Thanks to Apple (never thought I’d say that; then again, I never thought I’d be shopping for Equipment Hunt: Trucks and Excavators, but that’s what I’m doing these days), we now have a pretty good idea of what WhatsApp is doing with our data. As I wrote in a recent post, Apple is changing its system so that users are better informed about how their private and personal data is being exploited by the apps they download. Facebook is very angry about this, so much so that they’ve waged a public jihad against Apple under the ridiculous pretense of “standing up for small businesses.”

But I digress. We were discussing WhatsApp. If you go to Apple’s App Store and select WhatsApp, you’re shown a notification with a list of data points gathered and stored by the app. “The developer,” the notification reads, “indicated that the app’s privacy practices may include handling of data as described below.”

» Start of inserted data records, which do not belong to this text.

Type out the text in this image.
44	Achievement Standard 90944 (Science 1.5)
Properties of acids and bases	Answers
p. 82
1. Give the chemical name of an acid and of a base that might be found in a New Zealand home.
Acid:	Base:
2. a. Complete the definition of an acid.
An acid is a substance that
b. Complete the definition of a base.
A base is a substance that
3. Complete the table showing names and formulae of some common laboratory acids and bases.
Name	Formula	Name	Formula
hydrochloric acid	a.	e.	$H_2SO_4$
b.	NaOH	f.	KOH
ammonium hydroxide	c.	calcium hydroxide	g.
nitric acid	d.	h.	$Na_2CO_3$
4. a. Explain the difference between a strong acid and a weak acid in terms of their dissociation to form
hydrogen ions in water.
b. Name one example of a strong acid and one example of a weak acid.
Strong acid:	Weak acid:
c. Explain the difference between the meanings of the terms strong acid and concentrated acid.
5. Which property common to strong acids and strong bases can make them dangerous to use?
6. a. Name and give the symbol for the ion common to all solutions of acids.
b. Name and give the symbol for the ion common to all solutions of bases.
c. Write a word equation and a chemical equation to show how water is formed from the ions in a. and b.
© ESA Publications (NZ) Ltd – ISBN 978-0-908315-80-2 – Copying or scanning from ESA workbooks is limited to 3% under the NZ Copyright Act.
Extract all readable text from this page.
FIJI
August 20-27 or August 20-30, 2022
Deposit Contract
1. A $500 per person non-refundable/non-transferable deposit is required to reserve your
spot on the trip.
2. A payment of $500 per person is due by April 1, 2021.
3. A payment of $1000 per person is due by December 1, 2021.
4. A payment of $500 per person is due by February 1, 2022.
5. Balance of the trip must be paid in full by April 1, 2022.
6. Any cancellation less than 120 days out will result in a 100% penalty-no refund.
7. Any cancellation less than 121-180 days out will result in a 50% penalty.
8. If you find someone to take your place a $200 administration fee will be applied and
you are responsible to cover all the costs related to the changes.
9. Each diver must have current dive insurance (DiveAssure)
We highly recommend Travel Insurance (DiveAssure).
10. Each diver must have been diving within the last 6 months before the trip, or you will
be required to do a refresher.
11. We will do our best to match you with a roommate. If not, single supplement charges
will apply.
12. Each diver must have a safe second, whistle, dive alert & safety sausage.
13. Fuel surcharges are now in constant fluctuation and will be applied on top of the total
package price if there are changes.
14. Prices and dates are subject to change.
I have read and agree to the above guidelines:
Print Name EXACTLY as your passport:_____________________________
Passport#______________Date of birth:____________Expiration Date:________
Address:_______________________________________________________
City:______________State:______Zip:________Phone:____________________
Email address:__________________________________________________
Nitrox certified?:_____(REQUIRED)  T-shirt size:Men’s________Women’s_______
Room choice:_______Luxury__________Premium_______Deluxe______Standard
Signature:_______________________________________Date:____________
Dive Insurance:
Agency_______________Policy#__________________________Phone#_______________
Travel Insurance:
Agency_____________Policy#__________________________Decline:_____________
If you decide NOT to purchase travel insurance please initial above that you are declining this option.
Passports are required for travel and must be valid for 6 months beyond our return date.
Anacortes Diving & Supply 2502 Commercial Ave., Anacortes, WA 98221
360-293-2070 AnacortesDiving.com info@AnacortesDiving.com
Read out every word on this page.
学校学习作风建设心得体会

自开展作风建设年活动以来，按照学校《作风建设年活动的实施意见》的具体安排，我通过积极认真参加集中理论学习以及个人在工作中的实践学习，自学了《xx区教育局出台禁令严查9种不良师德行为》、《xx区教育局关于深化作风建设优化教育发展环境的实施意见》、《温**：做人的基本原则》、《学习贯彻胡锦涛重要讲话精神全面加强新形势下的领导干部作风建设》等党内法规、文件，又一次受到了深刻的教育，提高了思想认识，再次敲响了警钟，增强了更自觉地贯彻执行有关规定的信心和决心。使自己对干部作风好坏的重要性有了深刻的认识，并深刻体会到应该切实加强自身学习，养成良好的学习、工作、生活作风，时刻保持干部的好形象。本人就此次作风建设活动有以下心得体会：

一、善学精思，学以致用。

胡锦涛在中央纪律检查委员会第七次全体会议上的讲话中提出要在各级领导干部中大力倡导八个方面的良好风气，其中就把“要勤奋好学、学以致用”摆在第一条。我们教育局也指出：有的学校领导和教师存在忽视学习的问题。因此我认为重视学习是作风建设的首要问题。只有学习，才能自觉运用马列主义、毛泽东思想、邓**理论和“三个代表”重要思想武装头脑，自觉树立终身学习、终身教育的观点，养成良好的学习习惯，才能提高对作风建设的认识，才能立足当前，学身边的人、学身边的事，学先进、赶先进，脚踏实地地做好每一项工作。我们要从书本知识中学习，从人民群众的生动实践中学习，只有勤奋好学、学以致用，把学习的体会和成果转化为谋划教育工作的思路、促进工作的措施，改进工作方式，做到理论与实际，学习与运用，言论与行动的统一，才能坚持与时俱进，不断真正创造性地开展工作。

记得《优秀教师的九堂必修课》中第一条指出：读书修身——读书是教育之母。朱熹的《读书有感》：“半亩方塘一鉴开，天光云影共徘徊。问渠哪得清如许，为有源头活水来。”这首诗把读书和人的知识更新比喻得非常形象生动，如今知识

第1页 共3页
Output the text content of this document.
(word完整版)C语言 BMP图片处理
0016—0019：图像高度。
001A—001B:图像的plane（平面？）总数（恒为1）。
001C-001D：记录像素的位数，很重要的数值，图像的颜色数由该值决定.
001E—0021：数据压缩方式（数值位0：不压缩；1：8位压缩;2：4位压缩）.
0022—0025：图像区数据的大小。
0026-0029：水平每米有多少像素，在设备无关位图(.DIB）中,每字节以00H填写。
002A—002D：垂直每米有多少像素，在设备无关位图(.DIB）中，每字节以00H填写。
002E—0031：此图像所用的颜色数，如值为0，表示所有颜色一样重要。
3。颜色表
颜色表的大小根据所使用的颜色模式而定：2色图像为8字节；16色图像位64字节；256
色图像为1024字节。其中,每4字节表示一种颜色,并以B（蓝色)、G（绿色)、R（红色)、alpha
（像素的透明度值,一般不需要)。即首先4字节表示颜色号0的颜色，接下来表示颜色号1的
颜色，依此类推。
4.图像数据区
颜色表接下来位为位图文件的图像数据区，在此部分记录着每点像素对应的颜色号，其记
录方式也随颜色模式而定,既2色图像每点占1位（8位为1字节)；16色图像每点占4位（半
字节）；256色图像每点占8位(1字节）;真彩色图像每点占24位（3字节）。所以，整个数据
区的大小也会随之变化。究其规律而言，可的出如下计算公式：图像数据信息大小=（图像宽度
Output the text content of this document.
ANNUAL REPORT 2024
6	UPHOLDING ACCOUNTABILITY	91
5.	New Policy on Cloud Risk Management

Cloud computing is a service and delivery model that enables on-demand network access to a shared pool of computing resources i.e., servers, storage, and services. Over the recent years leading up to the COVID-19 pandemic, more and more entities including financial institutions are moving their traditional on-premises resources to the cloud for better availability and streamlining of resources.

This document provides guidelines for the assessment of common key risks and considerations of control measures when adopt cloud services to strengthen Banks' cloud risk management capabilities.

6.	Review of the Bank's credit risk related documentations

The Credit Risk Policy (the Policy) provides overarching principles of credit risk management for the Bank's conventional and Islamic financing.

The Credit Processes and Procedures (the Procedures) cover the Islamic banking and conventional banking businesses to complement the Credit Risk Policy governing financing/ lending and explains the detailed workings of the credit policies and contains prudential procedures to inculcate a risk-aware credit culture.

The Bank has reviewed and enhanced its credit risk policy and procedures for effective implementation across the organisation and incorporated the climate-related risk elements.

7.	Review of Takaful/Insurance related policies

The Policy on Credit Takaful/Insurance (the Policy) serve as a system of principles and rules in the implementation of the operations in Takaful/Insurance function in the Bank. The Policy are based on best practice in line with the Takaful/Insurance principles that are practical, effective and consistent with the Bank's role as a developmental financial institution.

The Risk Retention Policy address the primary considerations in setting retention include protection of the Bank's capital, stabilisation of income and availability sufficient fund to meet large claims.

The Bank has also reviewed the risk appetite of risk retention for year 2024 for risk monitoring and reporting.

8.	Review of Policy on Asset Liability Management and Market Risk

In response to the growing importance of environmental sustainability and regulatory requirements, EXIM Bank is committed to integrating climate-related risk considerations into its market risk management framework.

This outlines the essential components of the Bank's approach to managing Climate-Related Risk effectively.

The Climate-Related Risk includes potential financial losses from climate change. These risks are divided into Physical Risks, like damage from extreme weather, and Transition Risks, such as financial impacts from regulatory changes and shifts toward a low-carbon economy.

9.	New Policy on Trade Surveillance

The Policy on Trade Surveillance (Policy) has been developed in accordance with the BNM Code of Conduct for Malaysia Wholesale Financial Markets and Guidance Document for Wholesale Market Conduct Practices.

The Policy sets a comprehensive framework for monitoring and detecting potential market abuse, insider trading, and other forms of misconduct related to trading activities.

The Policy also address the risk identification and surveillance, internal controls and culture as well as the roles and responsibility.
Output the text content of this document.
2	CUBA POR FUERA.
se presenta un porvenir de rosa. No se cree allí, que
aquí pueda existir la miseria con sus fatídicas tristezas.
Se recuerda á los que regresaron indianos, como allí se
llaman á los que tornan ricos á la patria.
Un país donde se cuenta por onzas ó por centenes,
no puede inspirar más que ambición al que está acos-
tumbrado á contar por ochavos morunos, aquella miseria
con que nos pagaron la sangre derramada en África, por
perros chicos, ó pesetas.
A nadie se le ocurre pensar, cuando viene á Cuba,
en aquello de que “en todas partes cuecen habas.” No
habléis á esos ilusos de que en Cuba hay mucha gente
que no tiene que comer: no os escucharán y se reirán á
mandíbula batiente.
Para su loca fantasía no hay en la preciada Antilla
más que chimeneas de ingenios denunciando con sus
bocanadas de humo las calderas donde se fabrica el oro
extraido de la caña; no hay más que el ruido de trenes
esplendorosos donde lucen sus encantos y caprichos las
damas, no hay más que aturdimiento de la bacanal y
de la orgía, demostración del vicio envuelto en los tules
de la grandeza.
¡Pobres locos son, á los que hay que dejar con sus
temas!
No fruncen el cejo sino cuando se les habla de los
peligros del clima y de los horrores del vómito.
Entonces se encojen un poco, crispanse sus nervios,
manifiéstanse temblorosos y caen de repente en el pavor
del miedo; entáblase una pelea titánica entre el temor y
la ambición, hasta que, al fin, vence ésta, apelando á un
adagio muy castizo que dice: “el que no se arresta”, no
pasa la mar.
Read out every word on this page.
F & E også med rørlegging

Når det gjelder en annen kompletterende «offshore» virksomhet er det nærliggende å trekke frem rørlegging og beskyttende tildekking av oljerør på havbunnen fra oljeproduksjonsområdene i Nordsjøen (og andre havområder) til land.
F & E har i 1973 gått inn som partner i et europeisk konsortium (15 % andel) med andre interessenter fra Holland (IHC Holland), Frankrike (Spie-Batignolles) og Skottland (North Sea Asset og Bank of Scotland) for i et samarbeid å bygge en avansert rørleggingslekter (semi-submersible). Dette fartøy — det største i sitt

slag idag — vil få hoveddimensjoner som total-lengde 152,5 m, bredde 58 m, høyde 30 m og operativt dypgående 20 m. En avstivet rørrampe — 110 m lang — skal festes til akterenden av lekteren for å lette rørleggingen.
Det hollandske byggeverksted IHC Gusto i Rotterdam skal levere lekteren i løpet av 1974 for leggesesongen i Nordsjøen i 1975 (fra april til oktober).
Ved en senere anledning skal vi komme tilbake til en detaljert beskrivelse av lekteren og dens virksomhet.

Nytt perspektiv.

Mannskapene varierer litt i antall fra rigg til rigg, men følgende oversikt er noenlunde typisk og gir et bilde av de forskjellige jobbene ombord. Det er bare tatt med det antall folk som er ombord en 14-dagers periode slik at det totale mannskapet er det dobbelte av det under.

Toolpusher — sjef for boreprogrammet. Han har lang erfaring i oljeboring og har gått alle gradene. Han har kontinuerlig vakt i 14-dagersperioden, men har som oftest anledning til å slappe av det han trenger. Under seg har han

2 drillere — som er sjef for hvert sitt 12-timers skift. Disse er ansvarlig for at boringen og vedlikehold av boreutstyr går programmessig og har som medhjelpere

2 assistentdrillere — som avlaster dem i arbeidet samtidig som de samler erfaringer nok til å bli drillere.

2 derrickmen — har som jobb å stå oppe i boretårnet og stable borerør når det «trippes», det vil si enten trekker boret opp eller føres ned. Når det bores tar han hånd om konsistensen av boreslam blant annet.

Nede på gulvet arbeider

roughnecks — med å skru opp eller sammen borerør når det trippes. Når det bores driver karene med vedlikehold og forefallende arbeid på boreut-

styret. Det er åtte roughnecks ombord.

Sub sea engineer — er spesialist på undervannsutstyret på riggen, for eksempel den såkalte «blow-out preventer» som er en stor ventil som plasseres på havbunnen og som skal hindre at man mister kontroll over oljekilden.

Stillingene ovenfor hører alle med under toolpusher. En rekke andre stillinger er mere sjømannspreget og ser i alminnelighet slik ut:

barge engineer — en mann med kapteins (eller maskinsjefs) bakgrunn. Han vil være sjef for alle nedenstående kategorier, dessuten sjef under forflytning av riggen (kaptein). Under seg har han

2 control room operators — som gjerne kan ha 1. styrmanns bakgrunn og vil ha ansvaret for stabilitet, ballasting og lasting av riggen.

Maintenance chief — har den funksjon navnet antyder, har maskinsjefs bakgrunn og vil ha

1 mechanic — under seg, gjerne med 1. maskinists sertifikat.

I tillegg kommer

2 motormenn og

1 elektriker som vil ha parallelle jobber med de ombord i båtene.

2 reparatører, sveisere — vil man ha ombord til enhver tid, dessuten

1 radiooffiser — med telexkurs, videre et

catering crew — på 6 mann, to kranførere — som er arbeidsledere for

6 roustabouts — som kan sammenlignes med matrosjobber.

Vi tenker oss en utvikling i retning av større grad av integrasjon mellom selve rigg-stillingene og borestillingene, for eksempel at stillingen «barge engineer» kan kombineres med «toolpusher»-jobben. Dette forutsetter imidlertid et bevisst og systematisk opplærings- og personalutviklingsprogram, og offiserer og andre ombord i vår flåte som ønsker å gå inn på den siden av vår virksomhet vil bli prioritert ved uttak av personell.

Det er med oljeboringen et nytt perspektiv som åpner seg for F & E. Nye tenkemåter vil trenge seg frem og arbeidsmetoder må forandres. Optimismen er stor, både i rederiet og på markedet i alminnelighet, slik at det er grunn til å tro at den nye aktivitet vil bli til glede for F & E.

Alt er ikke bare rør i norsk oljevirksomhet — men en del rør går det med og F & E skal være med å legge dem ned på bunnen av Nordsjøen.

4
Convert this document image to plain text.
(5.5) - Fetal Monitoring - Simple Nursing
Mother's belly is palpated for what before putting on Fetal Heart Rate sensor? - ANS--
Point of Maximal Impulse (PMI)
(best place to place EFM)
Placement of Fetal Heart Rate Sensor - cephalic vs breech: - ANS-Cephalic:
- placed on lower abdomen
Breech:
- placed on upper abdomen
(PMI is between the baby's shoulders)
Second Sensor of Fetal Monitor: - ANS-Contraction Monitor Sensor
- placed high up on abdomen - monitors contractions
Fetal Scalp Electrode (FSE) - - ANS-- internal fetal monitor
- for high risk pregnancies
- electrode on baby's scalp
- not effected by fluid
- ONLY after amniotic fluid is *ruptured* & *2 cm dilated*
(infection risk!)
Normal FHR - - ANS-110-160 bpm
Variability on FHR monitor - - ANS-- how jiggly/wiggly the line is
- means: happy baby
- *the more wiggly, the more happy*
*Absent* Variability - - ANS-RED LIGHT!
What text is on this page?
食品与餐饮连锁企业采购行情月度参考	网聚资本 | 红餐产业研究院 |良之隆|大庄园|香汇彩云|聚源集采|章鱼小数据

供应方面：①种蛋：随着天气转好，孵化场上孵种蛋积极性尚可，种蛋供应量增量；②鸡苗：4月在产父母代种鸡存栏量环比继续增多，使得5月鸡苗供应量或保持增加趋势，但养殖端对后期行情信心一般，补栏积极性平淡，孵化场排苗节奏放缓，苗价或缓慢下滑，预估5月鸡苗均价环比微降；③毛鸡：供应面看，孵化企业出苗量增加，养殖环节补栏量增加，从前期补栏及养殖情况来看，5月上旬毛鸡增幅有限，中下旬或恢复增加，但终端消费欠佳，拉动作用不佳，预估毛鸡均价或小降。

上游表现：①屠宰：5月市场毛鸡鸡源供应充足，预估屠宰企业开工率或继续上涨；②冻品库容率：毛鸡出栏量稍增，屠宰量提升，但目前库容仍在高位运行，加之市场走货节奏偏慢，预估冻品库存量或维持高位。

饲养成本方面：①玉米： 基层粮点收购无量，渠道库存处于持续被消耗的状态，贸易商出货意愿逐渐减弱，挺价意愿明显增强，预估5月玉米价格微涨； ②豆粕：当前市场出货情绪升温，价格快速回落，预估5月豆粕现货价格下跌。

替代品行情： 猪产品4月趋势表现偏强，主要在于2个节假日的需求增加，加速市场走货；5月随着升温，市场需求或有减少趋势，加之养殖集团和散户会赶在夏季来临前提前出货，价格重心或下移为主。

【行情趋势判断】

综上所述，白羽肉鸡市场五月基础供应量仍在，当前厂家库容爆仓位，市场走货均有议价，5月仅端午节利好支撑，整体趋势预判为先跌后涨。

Under the heading “Data Linked to You” is written “The following data may be collected and linked to your identity.” And below that is a list including:






Financial info

Contact info

User content

Usage data

That’s what WhatsApp collects from your device. That’s a lot of data. Essentially, WhatsApp uses everything except actual text messages to track you and learn about your behavior, preferences, location, etc. In other words, there is really nothing “private” or “secure” about WhatsApp. Which should come as no surprise, given that it’s owned by Facebook, one of the most expansive surveillance operations in human history.

On the other hand, Signal, the app I mentioned before, is not nearly as intrusive. According to Apple, it collects far less data, and any data that it does collect is not linked to the user.